Smoking is a healthcare problem that has been on the rise in the recent past among all levels of the population in the world at large. There has been a rising need to control the social problem which has had severe implications on both smokers and non-smokers. The only mode of the predicament can be resolved by fully understanding the causes of smoking and its implications of the people (Gately, 2002). With regards to the social context of smoking, several circumstances form the environment in which smoking prevails or fails and makes it meaningful for the various groups affected by this condition. Some of these events include access to tobacco, advertising, prevalence and visibility of smoking. These circumstances are a significant deal and have had so much attention focused on it in the recent years. Coming to the adolescents, the greatest social context of their smoking habits are family, peer social networks, school, workplace, neighborhood, policy, social acceptability, and media topping the list of these social contexts. We should be bothered by the social context of smoking because not fully understanding and accounting for socio-partial discrepancies in smoking is hindering tobacco management efforts.
Frankly, I think the key factor that I would recommend in order to help address the issue is increasing community awareness. Creating awareness of the disparities of this health problem could significantly reduce smoking by a high percentage, especially among those groups who do not go to school. Another recommendation would be setting priorities among the disparities to be addressed. This involves knowing what measures are to be taken at the various levels of the community. Another recommendation would be aiming at faster improvement among vulnerable groups by allotting resources in accordance with need. Lastly, I would recommend a dedication to filling the gaps in health, quality of life, and longevity. These gaps could be fixed majorly through the creation of working places and ensuring equality in the distribution of resources. Once these gaps will be filled, the problem will come to the end.
One of the health disparities related to this condition is that those individuals with household revenues below or close to the federal deficiency point had higher pervasiveness of smoking than those whose returns were higher than the national scarcity level. Another disparity was also that smoking reduces with greater attainment of higher levels of education. The fact that individuals with no jobs had higher susceptibility to smoking than the working class is also a disparity with smoking. Also, men smoke mostly than women. It is a disparity with the smoking health condition. Another disparity would also be that smoking rates reduced beyond the age 18 years.
Historically, tobacco dates back to 18000 years ago when humans came across it (Dedobbeleer et al., 2001). It was able to spread because of migration of the Arabic and other communities. Need for colonization of countries by various colonialists also led to the spread of tobacco, especially to the African countries. There are 64 species of tobacco, but only two species are smoked. Christianity rebuked smoking despite its everyday spread over the nations. Tobacco got its boost in Europe because of its medicinal properties.

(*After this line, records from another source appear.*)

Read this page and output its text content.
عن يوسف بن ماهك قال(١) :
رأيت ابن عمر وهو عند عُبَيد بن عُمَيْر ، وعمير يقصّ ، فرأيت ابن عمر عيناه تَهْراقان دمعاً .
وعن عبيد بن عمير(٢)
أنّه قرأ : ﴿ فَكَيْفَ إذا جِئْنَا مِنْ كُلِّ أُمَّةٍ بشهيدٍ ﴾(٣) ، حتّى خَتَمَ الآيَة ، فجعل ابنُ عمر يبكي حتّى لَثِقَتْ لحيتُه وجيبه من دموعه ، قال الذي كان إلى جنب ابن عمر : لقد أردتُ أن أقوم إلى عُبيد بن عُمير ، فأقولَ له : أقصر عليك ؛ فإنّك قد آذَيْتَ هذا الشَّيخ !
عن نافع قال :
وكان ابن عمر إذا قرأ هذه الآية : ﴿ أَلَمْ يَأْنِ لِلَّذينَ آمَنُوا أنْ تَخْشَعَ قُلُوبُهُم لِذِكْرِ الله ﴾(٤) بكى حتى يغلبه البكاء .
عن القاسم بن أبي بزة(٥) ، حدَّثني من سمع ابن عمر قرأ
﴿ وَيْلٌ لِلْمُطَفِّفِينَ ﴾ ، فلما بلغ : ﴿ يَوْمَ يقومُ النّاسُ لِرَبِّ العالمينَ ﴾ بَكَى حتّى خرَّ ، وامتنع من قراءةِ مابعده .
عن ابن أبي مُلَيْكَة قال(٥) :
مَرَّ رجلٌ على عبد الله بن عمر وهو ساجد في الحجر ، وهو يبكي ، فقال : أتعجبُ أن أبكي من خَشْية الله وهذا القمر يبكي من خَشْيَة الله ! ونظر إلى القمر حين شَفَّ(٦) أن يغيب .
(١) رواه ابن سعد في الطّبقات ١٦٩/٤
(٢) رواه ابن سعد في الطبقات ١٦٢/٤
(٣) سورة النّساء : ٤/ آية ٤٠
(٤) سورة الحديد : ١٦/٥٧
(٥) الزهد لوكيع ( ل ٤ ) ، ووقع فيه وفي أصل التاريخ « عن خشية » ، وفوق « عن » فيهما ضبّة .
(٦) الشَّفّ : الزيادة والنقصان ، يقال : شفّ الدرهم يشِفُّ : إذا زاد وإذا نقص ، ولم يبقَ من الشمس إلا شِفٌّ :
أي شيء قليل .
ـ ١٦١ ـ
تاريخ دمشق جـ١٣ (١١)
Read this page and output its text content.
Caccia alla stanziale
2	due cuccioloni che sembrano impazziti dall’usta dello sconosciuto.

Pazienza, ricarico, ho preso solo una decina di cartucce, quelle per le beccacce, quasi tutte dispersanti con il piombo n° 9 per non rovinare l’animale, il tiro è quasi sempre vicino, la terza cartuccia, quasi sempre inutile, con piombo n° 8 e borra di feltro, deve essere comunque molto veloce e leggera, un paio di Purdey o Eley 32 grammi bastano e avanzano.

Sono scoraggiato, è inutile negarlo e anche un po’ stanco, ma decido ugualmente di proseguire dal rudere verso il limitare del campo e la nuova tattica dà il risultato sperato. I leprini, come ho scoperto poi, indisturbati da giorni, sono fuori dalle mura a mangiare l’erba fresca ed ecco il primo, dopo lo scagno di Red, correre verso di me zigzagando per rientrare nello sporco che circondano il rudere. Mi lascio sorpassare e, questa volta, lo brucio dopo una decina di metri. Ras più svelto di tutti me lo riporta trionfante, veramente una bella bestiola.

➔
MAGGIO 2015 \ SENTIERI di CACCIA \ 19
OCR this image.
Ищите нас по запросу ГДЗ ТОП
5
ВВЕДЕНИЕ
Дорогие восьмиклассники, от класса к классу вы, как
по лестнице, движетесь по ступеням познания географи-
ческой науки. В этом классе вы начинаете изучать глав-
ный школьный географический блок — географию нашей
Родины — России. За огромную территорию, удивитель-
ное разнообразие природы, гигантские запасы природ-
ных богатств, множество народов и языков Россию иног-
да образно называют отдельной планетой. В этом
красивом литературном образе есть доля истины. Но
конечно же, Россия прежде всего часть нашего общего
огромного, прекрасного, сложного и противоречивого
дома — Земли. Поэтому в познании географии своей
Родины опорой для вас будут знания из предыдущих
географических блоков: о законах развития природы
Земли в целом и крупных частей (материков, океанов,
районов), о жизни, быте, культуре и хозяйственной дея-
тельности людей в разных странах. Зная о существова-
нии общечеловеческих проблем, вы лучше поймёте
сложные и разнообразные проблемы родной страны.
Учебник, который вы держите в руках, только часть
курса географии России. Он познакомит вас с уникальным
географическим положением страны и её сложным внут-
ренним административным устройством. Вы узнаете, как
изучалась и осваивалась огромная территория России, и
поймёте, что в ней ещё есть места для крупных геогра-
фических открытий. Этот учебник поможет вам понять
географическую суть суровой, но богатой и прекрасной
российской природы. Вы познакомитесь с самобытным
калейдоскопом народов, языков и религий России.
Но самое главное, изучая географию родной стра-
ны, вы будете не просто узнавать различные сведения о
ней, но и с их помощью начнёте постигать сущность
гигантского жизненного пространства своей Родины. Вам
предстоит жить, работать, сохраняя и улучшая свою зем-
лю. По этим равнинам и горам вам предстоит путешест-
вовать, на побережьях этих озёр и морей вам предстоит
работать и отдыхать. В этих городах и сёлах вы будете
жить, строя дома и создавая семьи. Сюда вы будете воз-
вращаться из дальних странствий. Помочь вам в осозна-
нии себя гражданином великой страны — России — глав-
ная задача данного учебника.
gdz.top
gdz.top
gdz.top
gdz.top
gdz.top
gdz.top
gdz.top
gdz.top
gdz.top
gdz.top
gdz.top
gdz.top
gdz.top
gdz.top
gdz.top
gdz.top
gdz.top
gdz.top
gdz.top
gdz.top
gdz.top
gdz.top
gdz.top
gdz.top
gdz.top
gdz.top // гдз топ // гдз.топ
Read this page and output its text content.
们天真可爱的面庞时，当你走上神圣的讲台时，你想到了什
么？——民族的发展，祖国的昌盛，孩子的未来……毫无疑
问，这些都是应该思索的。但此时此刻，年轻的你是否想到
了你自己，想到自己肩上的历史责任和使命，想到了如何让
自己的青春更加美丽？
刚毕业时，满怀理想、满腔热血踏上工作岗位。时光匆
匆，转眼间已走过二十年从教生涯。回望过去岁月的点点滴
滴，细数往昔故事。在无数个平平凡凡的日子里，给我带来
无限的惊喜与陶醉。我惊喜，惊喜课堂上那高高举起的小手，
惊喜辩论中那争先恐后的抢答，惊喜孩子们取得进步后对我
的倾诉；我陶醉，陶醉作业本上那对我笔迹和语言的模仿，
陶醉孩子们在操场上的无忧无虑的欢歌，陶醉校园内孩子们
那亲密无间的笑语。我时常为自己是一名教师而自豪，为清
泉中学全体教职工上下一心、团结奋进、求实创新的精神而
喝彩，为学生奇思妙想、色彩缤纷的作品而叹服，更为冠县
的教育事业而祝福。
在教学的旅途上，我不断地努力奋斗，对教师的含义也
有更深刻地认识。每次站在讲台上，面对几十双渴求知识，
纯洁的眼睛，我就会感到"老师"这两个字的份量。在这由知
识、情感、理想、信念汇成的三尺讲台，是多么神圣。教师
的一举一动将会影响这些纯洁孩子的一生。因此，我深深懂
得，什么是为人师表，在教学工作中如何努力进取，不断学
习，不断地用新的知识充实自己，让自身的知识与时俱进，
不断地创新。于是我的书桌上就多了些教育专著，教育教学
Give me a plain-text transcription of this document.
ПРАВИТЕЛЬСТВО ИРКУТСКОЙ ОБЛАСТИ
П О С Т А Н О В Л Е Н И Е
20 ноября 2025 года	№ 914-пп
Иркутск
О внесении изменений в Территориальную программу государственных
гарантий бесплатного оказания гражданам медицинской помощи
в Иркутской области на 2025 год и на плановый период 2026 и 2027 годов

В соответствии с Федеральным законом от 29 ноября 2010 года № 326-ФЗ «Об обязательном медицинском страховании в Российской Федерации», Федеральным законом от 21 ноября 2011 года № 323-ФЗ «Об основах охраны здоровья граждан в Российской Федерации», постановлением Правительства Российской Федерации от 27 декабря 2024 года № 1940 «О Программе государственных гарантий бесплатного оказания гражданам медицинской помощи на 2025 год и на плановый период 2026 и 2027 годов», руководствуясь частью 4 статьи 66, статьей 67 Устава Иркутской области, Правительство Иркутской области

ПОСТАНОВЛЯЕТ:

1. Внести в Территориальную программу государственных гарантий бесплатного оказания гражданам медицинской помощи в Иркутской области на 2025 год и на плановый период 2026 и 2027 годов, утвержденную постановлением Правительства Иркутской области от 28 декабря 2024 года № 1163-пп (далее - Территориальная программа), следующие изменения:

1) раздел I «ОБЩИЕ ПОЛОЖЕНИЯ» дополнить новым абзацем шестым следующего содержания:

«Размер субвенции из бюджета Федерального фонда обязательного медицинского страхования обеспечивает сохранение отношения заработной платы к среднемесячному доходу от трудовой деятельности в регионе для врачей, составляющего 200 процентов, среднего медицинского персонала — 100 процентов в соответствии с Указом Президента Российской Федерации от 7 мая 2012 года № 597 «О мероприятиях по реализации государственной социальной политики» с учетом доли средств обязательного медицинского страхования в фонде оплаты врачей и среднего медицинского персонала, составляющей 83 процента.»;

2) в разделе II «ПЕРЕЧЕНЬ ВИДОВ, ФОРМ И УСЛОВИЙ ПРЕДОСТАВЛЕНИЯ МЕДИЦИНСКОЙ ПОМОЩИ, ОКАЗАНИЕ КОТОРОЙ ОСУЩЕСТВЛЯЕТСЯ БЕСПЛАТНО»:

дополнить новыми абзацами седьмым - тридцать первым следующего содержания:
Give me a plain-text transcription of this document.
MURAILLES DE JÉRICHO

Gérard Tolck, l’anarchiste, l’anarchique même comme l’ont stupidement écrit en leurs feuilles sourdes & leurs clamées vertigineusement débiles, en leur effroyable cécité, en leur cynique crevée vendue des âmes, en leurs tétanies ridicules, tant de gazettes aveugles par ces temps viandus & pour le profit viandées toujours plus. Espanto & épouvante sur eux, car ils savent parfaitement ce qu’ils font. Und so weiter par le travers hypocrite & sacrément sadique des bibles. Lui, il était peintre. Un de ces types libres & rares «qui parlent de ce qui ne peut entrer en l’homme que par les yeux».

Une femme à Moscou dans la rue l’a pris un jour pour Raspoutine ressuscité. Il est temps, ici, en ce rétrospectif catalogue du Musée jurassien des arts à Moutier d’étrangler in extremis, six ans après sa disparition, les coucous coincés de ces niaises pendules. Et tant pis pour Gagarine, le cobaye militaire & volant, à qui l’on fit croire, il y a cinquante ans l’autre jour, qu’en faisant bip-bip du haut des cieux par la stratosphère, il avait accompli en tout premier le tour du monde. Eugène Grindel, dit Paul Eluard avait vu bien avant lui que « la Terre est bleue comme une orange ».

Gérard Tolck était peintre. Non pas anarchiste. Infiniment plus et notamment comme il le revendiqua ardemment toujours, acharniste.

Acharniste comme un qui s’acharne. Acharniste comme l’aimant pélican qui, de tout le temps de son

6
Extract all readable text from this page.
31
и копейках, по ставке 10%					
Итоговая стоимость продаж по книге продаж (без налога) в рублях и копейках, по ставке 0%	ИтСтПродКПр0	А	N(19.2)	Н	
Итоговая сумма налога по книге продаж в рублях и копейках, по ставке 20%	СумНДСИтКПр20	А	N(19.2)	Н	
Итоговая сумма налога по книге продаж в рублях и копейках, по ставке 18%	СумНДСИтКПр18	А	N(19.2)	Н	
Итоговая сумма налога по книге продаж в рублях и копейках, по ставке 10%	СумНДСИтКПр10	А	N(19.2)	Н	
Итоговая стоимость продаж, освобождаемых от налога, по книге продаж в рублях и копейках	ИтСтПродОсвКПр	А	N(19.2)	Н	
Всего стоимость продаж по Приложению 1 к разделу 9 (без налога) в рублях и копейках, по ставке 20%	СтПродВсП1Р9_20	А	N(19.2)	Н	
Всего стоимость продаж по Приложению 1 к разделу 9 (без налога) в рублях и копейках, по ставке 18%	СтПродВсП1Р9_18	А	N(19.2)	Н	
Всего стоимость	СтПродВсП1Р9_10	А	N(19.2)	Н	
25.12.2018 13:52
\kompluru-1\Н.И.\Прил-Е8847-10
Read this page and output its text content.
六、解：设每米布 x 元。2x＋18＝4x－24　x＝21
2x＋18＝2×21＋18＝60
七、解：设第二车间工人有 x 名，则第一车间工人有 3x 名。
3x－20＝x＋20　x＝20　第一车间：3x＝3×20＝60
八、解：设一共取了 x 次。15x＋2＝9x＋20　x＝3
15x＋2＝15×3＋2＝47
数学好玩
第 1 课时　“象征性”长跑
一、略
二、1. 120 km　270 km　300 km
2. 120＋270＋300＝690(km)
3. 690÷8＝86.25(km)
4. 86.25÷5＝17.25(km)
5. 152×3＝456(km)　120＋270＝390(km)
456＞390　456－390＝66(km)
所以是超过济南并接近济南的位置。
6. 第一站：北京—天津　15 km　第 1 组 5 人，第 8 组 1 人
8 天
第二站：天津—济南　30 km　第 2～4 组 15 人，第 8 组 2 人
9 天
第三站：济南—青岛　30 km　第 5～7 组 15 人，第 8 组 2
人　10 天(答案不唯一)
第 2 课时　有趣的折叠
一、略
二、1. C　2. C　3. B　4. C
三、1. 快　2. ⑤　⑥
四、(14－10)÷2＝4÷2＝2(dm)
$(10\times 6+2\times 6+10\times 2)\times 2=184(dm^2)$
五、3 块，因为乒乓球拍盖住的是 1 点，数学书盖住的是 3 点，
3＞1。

The populations majorly affected by the smoking problem include the youth. This category ranges from the ages 14 to 25. Most of the youths like to indulge in smoking because of peer influence. They always want to fit in a certain group of people. Others do it because they have a notion of wanting to be like somebody. Others do it out of being idle. Through parental influence media and other factors in the environment also contribute to the indulgence of the youth in smoking. Others even do it out of curiosity. Another group is the low income earning group. The uneducated or even those with low levels of education also smoke. Most members of this group are ignorant of the health effects of this condition. Others do it due to their idle nature and others do it because of the influence. Another group is those individuals who believe that smoking has some health benefits to the body.
Several policies have come up to control smoking. Most of these policies are ones restricting smokers from smoking in any places. Examples of the policies are that there should be no smoking in places of employment, food service establishments, and enclosed areas meant for public access (Jacobson, 2001). Any public centers for child care, youth centers and facilities for detention do not have smoking zones. A policy for the establishment of a smoking area has also been developed to control smoking. The current smoking policies include restriction of smoking areas. It also involves advertising its negative impacts in the media and placing posters and signs against the vice.
Despite the fact that smoking is legal, individuals need to consider the health negative effects that smoking has on the body. According to Rabinoff (2006), no matter how much one argues that smoking has got some benefits to the body, it is not as the benefits cannot be achieved in another way. Therefore, I strongly detest the fact that smoking is legal since many people indulge in smoking because of its legality.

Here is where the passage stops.